While I love working with hardware for hardware's sake, there comes a point when the rubber meets the road and you have to use technology for something other than benchmarking to truly appreciate it. Don has done a great job here of digging into the nuts and bolts of what makes the Xeno Pro tick. But when I found out he'd be writing this piece, I was immediately curious about how the card would affect performance in a real-world app that, at one point, I was actually fairly hardcore into: World of Warcraft. I personally blame/thank James Yu, formerly of GameSpot, for introducing me to this one while it was still in beta.
Healing In WoW
The 12 million players involved in WoW probably know what I’m talking about here, but for the Tom’s Hardware readers who’ve never touched World of Warcraft before, the game is divided into the content experienced as you level up and the content you experience once you’ve hit the level cap.
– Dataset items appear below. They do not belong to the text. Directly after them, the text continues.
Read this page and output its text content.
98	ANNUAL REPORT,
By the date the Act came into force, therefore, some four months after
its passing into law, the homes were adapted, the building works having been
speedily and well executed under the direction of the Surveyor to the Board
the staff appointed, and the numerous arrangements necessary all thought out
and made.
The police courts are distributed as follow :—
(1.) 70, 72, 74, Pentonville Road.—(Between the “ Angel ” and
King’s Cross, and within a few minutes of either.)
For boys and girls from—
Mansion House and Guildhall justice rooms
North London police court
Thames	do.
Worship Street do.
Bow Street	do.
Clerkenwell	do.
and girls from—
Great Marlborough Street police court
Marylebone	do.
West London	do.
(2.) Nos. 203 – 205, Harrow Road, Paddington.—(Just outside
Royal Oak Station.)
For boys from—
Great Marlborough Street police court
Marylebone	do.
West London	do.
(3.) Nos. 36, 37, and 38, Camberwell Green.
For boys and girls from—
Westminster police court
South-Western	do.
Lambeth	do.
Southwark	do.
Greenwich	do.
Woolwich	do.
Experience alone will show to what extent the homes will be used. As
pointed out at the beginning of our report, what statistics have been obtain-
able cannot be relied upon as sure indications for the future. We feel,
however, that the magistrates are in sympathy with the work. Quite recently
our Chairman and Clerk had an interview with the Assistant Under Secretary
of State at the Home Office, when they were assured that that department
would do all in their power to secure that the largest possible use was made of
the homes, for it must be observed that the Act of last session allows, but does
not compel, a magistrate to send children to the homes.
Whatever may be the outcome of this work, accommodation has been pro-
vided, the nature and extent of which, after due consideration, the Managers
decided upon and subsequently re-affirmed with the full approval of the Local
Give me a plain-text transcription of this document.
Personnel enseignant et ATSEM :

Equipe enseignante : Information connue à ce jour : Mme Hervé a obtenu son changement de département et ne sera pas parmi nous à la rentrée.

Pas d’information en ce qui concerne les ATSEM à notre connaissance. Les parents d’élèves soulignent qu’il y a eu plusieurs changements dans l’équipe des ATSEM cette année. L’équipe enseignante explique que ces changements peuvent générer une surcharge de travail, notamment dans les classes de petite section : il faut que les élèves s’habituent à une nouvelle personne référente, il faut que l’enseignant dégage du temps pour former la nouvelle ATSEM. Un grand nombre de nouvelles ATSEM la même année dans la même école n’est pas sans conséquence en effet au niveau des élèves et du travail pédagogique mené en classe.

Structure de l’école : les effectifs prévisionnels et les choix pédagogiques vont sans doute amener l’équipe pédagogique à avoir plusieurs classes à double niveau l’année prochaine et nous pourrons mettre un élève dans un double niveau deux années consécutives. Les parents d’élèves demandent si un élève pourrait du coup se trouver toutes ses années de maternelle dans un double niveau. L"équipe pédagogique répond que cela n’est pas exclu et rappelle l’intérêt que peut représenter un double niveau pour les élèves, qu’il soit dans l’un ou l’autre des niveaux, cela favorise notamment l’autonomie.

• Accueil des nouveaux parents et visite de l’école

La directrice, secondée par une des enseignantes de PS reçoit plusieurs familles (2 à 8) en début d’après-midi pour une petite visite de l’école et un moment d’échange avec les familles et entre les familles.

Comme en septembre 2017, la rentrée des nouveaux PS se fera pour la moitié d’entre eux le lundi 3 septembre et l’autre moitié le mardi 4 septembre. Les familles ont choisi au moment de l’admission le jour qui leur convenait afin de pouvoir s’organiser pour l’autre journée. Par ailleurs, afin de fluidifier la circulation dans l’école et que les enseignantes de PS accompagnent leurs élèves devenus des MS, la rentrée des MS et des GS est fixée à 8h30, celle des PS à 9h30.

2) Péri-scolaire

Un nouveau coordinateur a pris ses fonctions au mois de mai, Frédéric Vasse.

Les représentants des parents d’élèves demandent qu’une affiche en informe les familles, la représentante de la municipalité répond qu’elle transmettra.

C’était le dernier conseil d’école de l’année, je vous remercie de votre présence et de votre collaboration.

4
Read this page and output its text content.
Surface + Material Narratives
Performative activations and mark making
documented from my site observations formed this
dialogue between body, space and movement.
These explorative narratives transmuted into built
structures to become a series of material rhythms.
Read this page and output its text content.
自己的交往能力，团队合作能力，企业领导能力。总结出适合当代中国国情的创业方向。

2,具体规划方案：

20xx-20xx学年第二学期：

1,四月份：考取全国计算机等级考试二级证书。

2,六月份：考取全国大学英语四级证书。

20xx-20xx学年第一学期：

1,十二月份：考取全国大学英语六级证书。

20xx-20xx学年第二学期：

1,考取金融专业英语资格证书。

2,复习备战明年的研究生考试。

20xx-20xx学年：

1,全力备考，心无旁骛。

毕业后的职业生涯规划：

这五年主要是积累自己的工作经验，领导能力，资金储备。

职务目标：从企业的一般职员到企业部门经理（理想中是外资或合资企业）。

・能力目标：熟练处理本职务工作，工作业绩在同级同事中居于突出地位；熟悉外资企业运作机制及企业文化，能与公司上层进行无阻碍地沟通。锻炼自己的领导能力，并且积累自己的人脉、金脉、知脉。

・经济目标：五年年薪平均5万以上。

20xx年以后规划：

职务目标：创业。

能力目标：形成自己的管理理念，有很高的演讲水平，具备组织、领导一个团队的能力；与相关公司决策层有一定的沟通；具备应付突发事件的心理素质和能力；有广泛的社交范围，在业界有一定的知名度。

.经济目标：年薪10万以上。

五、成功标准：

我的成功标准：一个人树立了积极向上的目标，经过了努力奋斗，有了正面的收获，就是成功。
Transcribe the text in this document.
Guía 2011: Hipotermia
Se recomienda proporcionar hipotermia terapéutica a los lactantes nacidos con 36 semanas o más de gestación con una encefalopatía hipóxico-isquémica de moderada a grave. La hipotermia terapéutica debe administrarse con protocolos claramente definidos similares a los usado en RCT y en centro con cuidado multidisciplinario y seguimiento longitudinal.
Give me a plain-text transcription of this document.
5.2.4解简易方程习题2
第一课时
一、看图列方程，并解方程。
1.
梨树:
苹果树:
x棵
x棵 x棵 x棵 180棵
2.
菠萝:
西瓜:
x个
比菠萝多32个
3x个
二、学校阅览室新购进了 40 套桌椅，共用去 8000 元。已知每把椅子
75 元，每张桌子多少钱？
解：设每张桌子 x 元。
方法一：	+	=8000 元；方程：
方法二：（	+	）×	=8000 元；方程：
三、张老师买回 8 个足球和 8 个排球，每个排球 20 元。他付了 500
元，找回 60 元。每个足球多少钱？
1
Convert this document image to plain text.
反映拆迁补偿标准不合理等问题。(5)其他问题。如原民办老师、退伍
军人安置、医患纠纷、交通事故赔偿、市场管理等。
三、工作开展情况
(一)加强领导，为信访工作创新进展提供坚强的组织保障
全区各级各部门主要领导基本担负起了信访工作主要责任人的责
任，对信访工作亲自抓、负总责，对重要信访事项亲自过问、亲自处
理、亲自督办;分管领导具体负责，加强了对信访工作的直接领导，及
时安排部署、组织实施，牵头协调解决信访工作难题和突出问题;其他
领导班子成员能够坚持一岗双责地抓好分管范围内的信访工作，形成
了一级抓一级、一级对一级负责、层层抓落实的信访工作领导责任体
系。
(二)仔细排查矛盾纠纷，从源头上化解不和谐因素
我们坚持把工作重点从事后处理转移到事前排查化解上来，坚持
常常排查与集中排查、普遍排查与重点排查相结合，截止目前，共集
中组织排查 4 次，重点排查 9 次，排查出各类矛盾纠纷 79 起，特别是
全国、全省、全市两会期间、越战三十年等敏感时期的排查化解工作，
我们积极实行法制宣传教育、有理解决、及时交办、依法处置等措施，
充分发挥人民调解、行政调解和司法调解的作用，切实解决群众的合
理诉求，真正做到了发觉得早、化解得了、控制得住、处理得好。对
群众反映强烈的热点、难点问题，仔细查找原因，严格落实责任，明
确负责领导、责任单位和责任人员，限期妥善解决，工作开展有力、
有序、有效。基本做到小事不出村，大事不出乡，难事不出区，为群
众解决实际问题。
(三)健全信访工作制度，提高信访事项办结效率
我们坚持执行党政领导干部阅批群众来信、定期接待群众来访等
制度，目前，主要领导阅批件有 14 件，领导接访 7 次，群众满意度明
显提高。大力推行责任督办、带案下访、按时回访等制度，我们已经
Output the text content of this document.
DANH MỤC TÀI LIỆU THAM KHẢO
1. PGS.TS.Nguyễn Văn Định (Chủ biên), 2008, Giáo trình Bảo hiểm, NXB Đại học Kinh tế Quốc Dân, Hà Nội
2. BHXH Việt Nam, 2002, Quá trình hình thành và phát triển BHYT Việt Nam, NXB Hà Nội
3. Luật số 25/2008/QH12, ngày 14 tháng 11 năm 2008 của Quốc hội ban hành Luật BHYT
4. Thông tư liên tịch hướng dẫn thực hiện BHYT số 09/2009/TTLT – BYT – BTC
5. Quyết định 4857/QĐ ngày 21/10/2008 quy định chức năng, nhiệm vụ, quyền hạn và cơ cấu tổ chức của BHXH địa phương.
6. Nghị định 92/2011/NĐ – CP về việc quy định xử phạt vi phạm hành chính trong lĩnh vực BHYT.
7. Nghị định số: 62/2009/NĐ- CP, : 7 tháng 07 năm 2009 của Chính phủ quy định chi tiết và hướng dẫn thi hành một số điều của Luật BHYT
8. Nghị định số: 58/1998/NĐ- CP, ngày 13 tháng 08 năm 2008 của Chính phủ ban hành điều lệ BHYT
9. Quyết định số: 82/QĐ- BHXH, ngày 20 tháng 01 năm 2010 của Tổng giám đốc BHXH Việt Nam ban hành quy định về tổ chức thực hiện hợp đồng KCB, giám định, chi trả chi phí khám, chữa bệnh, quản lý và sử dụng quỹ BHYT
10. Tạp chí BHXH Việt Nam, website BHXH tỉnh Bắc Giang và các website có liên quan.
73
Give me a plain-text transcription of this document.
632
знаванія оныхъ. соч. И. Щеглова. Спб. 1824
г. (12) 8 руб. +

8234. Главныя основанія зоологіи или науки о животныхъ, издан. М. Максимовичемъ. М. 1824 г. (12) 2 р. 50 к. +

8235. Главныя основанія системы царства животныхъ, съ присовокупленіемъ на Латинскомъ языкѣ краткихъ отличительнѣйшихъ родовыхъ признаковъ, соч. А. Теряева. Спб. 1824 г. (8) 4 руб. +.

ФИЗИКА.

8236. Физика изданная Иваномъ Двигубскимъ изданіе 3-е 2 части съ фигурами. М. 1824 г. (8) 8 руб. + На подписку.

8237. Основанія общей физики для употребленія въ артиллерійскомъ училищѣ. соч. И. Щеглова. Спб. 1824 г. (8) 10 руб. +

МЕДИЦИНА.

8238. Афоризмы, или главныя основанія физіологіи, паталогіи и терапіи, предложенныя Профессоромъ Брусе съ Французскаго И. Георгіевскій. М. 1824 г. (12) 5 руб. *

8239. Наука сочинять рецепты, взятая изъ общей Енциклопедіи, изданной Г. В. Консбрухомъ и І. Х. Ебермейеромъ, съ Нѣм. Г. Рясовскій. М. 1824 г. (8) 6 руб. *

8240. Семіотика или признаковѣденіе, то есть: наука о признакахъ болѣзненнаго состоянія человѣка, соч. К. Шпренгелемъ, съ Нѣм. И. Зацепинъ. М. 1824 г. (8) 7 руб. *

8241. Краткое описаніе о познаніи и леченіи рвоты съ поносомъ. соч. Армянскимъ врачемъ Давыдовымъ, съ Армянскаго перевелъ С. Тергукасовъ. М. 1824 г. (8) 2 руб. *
Some people level multiple characters and enjoy the questing, five/ten-person grouping, PvPing, etc. For me, WoW was all about end-game raiding. Now, as you’re leveling/grouping/questing, the game is fairly relaxed and everything gets done on your schedule. But in end-game, the encounters get more difficult, the atmosphere gets tenser, and most important, the loot gets better. Should you get to this point, the game becomes more competitive. Screw-ups are less tolerated by peers, and your latency does matter.
I play a paladin healer on a reasonably-quick computer attached to a fast cable connection. Even still, in end-game content, fractions of a second make the difference between your tank living and getting smashed by some ridiculous combination of abilities. In order to perform as well as possible, healers have to be aware of their latency and start casts with that number in mind (even before the previous cast has registered as having landed). Damage casters have to do the same to maximize DPS.
In the screenshot below, you can see my latency plugged in to an integrated Gigabit controller. Yes, I know you have to click three times to get to the full-size version. Feel free to make fun of my horrible UI if it helps ease the pain of that third click. The second shot shows my cast bar with a little red sliver at the end. If you start a cast right when the bar hits the sliver, you’ll start your cast immediately when Blizzard’s server registers the result of your last cast. If you instead wait that fraction of a second for your game client to show the cast completed, you’ll have little blips of downtime in between heals—the recipe for an eventual untimely tank death.
If the Xeno Pro were able to cut down in-game latency and make that sliver as small as possible, there’d be greater positive correlation between when I see in-game and what Blizzard’s server registers—in other words, less compensation on my end for the disconnect between my computer and Blizzard’s. This would be a great thing for competitive raiders and easily make the card worth its premium.
Now, when I’m playing the game, I’m not doing it with multiple torrents in the background and I’m not running a virus scan. It’s WoW on my desktop system with Ventrillo running in the background. When my wife and I were playing together, that’d be the extent of the network traffic. If your play style is different, your results will vary. And if you do like playing the game with all sorts of other downloads going on at the same time, hope that we don't raid together, because nothing annoys 24 other people than a wipe caused by the 25th lagging out.
So, I loaded up Vent, loaded up the game, and headed out to Icecrown to do some healing tests. While latencies naturally varied during the course of testing, I generally saw pings between 20ms and 90ms, averaging just over 60ms. I didn’t see any improvement with the Xeno Pro installed, and the healing strategy I would use in a raid environment remained unchanged.
With near-certainty, putting an extra $130 into your graphics subsystem is going to make more of an impact on gaming if your connectivity setup is similar to mine.